Overnight funds recorded heavy outflows of ₹37,624 crore, while liquid funds saw withdrawals of ₹14,051 crore.
“The pullback reflected a mix of month-end treasury adjustments, higher call money rates and advance-tax related withdrawals, effectively reversing the temporary surge seen last month,” said Nehal Meshram, Senior Analyst, Morningstar Investment Research India.
Despite pressure in the broader liquidity segment, short-duration categories remained resilient. Ultra-short duration funds garnered ₹8,361 crore, low-duration funds saw inflows of ₹4,981 crore, and money market funds attracted ₹11,104 crore, reflecting continued interest in high-quality, short-maturity instruments. Corporate bond funds added ₹1,525 crore, while credit risk funds recorded outflows of ₹118 crore.

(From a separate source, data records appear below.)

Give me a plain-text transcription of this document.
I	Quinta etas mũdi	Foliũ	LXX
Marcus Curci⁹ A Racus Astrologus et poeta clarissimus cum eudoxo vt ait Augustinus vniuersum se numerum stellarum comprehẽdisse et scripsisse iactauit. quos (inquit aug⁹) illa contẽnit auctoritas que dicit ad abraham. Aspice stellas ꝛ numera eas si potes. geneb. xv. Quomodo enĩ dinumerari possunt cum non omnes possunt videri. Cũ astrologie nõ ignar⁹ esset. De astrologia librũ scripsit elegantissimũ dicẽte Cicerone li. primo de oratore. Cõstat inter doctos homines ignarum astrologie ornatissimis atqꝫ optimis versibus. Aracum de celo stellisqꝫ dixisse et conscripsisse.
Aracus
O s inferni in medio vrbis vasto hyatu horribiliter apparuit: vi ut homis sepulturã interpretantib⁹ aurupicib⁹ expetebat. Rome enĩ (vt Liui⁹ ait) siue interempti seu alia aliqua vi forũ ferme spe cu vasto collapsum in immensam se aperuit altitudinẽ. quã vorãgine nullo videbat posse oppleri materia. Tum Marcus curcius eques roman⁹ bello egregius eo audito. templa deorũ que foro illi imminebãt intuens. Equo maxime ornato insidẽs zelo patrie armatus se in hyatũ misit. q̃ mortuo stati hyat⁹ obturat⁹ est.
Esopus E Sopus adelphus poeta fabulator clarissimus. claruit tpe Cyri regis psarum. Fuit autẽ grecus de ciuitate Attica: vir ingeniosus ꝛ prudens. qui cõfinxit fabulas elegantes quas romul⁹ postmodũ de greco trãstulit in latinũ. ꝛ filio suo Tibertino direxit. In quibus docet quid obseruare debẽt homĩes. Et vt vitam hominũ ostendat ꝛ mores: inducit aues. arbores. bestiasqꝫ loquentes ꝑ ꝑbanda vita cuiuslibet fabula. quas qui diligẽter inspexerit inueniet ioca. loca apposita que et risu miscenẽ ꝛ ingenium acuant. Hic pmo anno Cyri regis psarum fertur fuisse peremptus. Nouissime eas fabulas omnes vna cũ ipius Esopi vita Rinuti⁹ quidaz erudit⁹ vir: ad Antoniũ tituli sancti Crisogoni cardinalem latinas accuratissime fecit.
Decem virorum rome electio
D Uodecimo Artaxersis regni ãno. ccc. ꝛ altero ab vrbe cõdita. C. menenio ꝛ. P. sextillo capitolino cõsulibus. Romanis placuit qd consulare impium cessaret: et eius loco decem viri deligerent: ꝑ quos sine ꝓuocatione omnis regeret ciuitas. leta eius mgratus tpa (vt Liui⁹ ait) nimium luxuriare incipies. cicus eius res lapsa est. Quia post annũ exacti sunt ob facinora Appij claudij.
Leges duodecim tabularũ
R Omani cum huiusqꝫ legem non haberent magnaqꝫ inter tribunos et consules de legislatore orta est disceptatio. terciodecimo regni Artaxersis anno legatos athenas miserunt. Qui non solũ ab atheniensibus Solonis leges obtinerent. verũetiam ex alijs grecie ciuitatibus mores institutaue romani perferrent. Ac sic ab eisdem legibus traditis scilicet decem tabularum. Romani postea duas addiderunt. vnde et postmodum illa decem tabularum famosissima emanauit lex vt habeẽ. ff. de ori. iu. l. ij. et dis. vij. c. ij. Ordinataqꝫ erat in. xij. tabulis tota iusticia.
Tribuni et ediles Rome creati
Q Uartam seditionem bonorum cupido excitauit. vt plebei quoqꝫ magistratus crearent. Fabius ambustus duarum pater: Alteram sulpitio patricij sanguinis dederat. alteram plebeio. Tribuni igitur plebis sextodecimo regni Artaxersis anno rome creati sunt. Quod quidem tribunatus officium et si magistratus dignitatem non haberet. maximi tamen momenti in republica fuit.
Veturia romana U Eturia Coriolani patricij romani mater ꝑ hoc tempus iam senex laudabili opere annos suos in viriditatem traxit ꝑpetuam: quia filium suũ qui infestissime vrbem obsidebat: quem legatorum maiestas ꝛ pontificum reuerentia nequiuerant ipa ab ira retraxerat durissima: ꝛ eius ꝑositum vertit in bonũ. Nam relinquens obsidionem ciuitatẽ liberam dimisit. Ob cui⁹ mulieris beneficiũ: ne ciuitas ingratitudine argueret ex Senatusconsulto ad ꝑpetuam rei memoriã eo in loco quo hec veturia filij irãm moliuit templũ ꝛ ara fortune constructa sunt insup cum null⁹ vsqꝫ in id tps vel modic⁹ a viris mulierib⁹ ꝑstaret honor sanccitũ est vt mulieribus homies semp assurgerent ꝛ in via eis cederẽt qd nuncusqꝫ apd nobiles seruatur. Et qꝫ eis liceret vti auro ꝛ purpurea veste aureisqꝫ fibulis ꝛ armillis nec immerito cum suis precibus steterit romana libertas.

Longer-duration and rate-sensitive categories stayed weak. Dynamic bond funds saw withdrawals of ₹607 crore, and long-duration, gilt, and constant-maturity gilt funds reported redemptions as investors avoided extending duration amid volatile long-term yields.
Bond markets mirrored this sentiment through November. According to Puneet Pal, Head–Fixed Income at PGIM India Mutual Fund, bond yields rose with a steepening bias, with the 10-year benchmark moving from 6.51% to 6.54% after stronger-than-expected Q2 GDP growth of 8.2% effectively priced out hopes of a near-term rate cut. Long-end yields remained under pressure despite RBI’s secondary-market OMO purchases.
Market participants expect flows to remain anchored in shorter-duration, high-quality strategies until there is greater clarity on the timing and pace of monetary easing.